Vanessa was expected momentarily on location, for a reunion with him and another daughter, Nathalie, who was often part of his menage. Nathalie, working now as Vadim's second assistant director on "And God Created Woman," is the issue of his marriage to actress Annette Stroyberg, the wife between Bardot and Fonda.
All this house-husbandry may suggest a male feminist. And it is certainly at odds with Vadim's image as a man who, critic Pauline Kael wrote in reviewing his 1968 Fonda-starring "Barbarella," "has the scandalous habit of turning each wife into a facsimile of the first and spreading her out for the camera." Kael wasn't exactly disapproving, because "it's so obvious he tries to shock only to please." And she found considerable amusement in the spectacle of "Jane Fonda having sex on the wilted feathers and rough, scroungy furs of 'Barbarella.' "
But the film, which was Vadim's last big hit, soon enough became a negative buzzword among feminists, thanks in large part to Fonda. She was prone for a time to measure her professional and personal progress by how far she'd come since playing the film's naughty-innocent intergalactic heroine, obscuring memories both of a rather witty movie and of her own comic expertise in it.
The movie, Vadim said, "was sort of a symbol for her of man using the beauty and body of woman."
Vadim's own slant on it was: "There is a male galactic hero and he is always dressed in the most interesting and sexy way. Why should we be sexist and not have for the first time a real female galactic hero?" He reported that he presented this argument to Fonda in more recent times and "she agreed with me.

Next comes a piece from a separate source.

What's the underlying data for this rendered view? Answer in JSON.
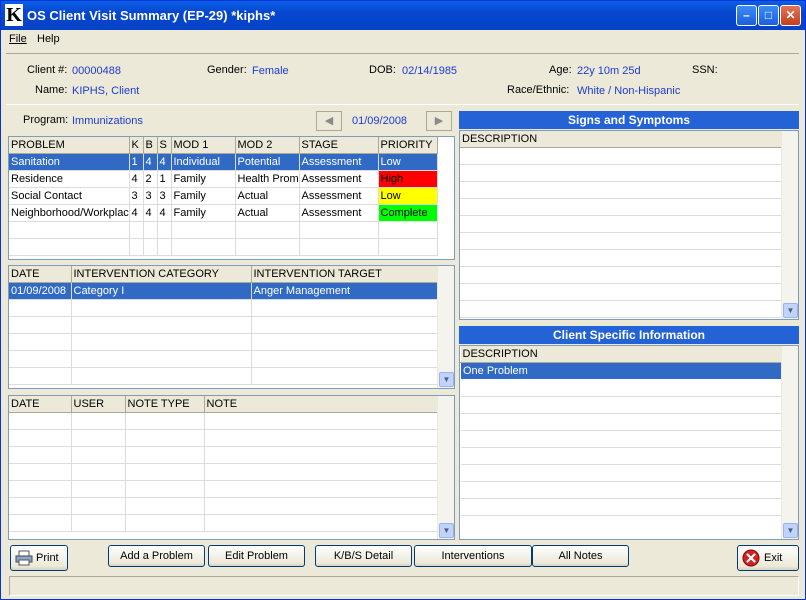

She said, 'Well, you know, it was a moment, it was my politique to say this kind of thing. . . .' "
But to many minds, last year Vadim was "man using the beauty and the body of woman" when he published a tell-all memoir about his relationships with ex-wives Bardot, Stroyberg and Fonda and ex-lover Catherine Deneuve. (Deneuve sued him in a French court for intruding into her privacy and was awarded $10,000.) This, plus the length of time since "Les Liaisons Dangereuses" (1959, with Stroyberg), "Blood and Roses" (1962, with Stroyberg again) and "The Game Is Over" (1967, with an impressive Fonda) have further obscured his estimable gift for lush textures and perverse humor on screen.

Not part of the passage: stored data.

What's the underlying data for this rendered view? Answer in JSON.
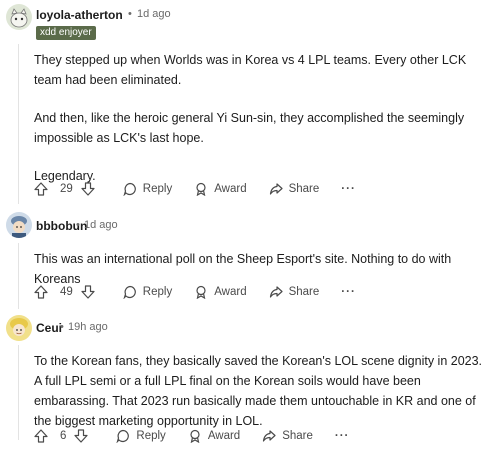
{
  "comments": [
    {
      "author": "loyola-atherton",
      "age": "1d ago",
      "flair": "xdd enjoyer",
      "paragraphs": [
        "They stepped up when Worlds was in Korea vs 4 LPL teams. Every other LCK team had been eliminated.",
        "And then, like the heroic general Yi Sun-sin, they accomplished the seemingly impossible as LCK's last hope.",
        "Legendary."
      ],
      "votes": "29",
      "reply": "Reply",
      "award": "Award",
      "share": "Share",
      "more": "···"
    },
    {
      "author": "bbbobun",
      "age": "1d ago",
      "paragraphs": [
        "This was an international poll on the Sheep Esport's site. Nothing to do with Koreans"
      ],
      "votes": "49",
      "reply": "Reply",
      "award": "Award",
      "share": "Share",
      "more": "···"
    },
    {
      "author": "Ceui",
      "age": "19h ago",
      "paragraphs": [
        "To the Korean fans, they basically saved the Korean's LOL scene dignity in 2023. A full LPL semi or a full LPL final on the Korean soils would have been embarassing. That 2023 run basically made them untouchable in KR and one of the biggest marketing opportunity in LOL."
      ],
      "votes": "6",
      "reply": "Reply",
      "award": "Award",
      "share": "Share",
      "more": "···"
    }
  ],
  "separator": "•",
  "colors": {
    "flair_bg": "#5b6b4a",
    "meta": "#6a6a6a",
    "action": "#4a4a4a"
  }
}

"I'm sorry to say, people forget that I'm a good director," Vadim lamented. "This image of this guy marrying or living with beautiful or famous stars, even though people forget that (with Bardot and Deneuve) when I married them or started to live with them they were totally unknown, they were not even actresses . . . has distorted the real problem.
"For several reasons, I haven't done a movie which really did interest me for maybe 15 years. That's a long period for a director without getting involved in a project you really like. I am interested in 'And God Created Woman.' "
And, he added, "because Rebecca has her boyfriend and I'm living with a young woman who's a writer, I hope it will also prove that I can make a really good movie with an actress to whom I have no sentimental attachment."